Vous avez coordonné pendant longtemps la Fête de la musique. À une autre échelle, celle-ci a trouvé avec l’organisation de Nuit blanche par la Ville de Paris un écho dans le domaine des arts plastiques. L’événementiel n’impose-t-il pas un rythme et des attentes incompatibles avec des travaux sur le long terme ?
J’ai eu la chance exceptionnelle de coordonner la Fête de la musique pendant huit ans et de participer à son développement européen et international. Cet événement n’est pas de l’« événementiel » au sens du langage publicitaire, pas plus sans doute que ne l’est Nuit blanche. Pour exister, perdurer et se renouveler pendant plus de vingt ans, il faut qu’une manifestation s’inscrive dans la réalité. En ce qui concerne la Fête de la musique, c’est une journée d’émergence des pratiques, tant d’amateurs que des professionnels. Elle permet – dans un contexte festif, certes, celui du passage à l’été – de montrer le travail réalisé tout au long de l’année, qu’il s’agisse des ensembles de musique classique, des chorales, des conservatoires… ou des jeunes groupes de rock, de musiques électroniques ; c’est le fruit d’un travail permanent qui est montré au public. La force de la Fête, c’est aussi un public incroyablement curieux, attentif, réceptif, capable de passer d’un genre à un autre. L’événementiel est un produit fabriqué.
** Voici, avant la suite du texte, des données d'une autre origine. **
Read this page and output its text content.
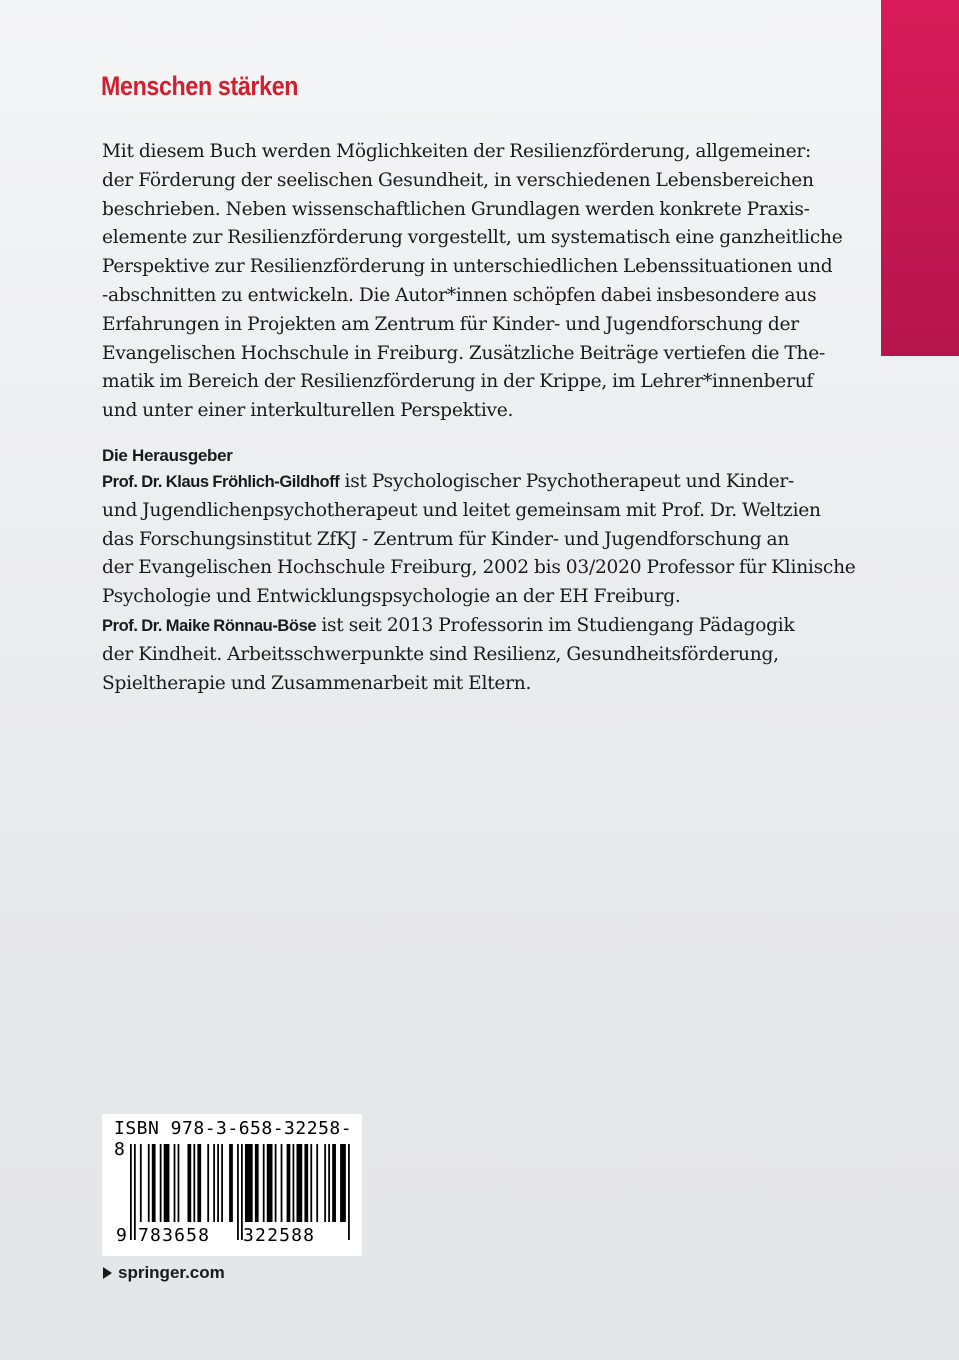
Menschen stärken

Mit diesem Buch werden Möglichkeiten der Resilienzförderung, allgemeiner:
der Förderung der seelischen Gesundheit, in verschiedenen Lebensbereichen
beschrieben. Neben wissenschaftlichen Grundlagen werden konkrete Praxis-
elemente zur Resilienzförderung vorgestellt, um systematisch eine ganzheitliche
Perspektive zur Resilienzförderung in unterschiedlichen Lebenssituationen und
-abschnitten zu entwickeln. Die Autor*innen schöpfen dabei insbesondere aus
Erfahrungen in Projekten am Zentrum für Kinder- und Jugendforschung der
Evangelischen Hochschule in Freiburg. Zusätzliche Beiträge vertiefen die The-
matik im Bereich der Resilienzförderung in der Krippe, im Lehrer*innenberuf
und unter einer interkulturellen Perspektive.

Die Herausgeber

Prof. Dr. Klaus Fröhlich-Gildhoff ist Psychologischer Psychotherapeut und Kinder-
und Jugendlichenpsychotherapeut und leitet gemeinsam mit Prof. Dr. Weltzien
das Forschungsinstitut ZfKJ - Zentrum für Kinder- und Jugendforschung an
der Evangelischen Hochschule Freiburg, 2002 bis 03/2020 Professor für Klinische
Psychologie und Entwicklungspsychologie an der EH Freiburg.

Prof. Dr. Maike Rönnau-Böse ist seit 2013 Professorin im Studiengang Pädagogik
der Kindheit. Arbeitsschwerpunkte sind Resilienz, Gesundheitsförderung,
Spieltherapie und Zusammenarbeit mit Eltern.

ISBN 978-3-658-32258-8
9 783658 322588
springer.com
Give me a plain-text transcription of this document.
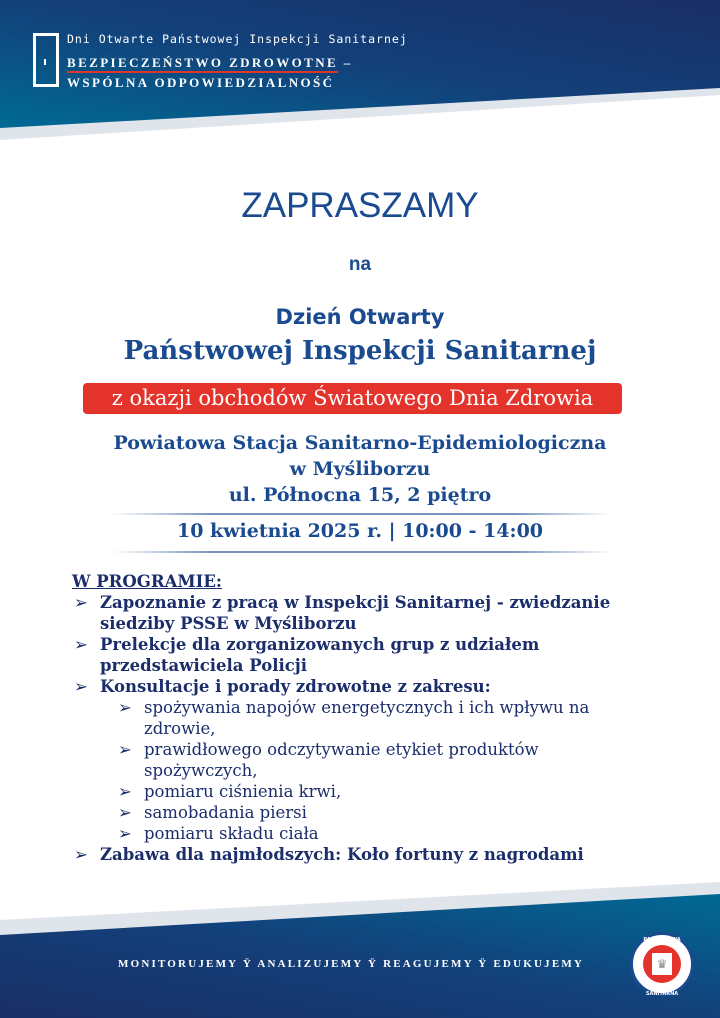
Dni Otwarte Państwowej Inspekcji Sanitarnej
BEZPIECZEŃSTWO ZDROWOTNE –
WSPÓLNA ODPOWIEDZIALNOŚĆ
ZAPRASZAMY
na
Dzień Otwarty
Państwowej Inspekcji Sanitarnej
z okazji obchodów Światowego Dnia Zdrowia
Powiatowa Stacja Sanitarno-Epidemiologiczna
w Myśliborzu
ul. Północna 15, 2 piętro
10 kwietnia 2025 r. | 10:00 - 14:00
W PROGRAMIE:
➢ Zapoznanie z pracą w Inspekcji Sanitarnej - zwiedzanie siedziby PSSE w Myśliborzu
➢ Prelekcje dla zorganizowanych grup z udziałem przedstawiciela Policji
➢ Konsultacje i porady zdrowotne z zakresu:
➢ spożywania napojów energetycznych i ich wpływu na zdrowie,
➢ prawidłowego odczytywanie etykiet produktów spożywczych,
➢ pomiaru ciśnienia krwi,
➢ samobadania piersi
➢ pomiaru składu ciała
➢ Zabawa dla najmłodszych: Koło fortuny z nagrodami
MONITORUJEMY Ÿ ANALIZUJEMY Ÿ REAGUJEMY Ÿ EDUKUJEMY	♛
PAŃSTWOWA
INSPEKCJA SANITARNA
On ne peut le confondre avec le produit d’une formation, d’un travail artistique et d’une politique musicale.
Quelles expositions ont attiré votre attention récemment ?
Avec trop de franchise sans doute, je vous dirais que je ne suis pas friand des expositions. Je vais, bien sûr, régulièrement, dans les musées et les galeries… J’ai vu récemment, au Musée d’art moderne de Saint-Étienne, l’exposition « Après la fin de l’art », où je me suis arrêté en particulier devant les œuvres de Villeglé, Hains ou Dufrêne, les « lacérateurs d’affiches »… Pour Chaumont, n’étant pas spécialiste des arts graphiques, je travaille en équipe avec la direction artistique du festival, et je privilégie la rencontre personnelle en visitant les studios de création.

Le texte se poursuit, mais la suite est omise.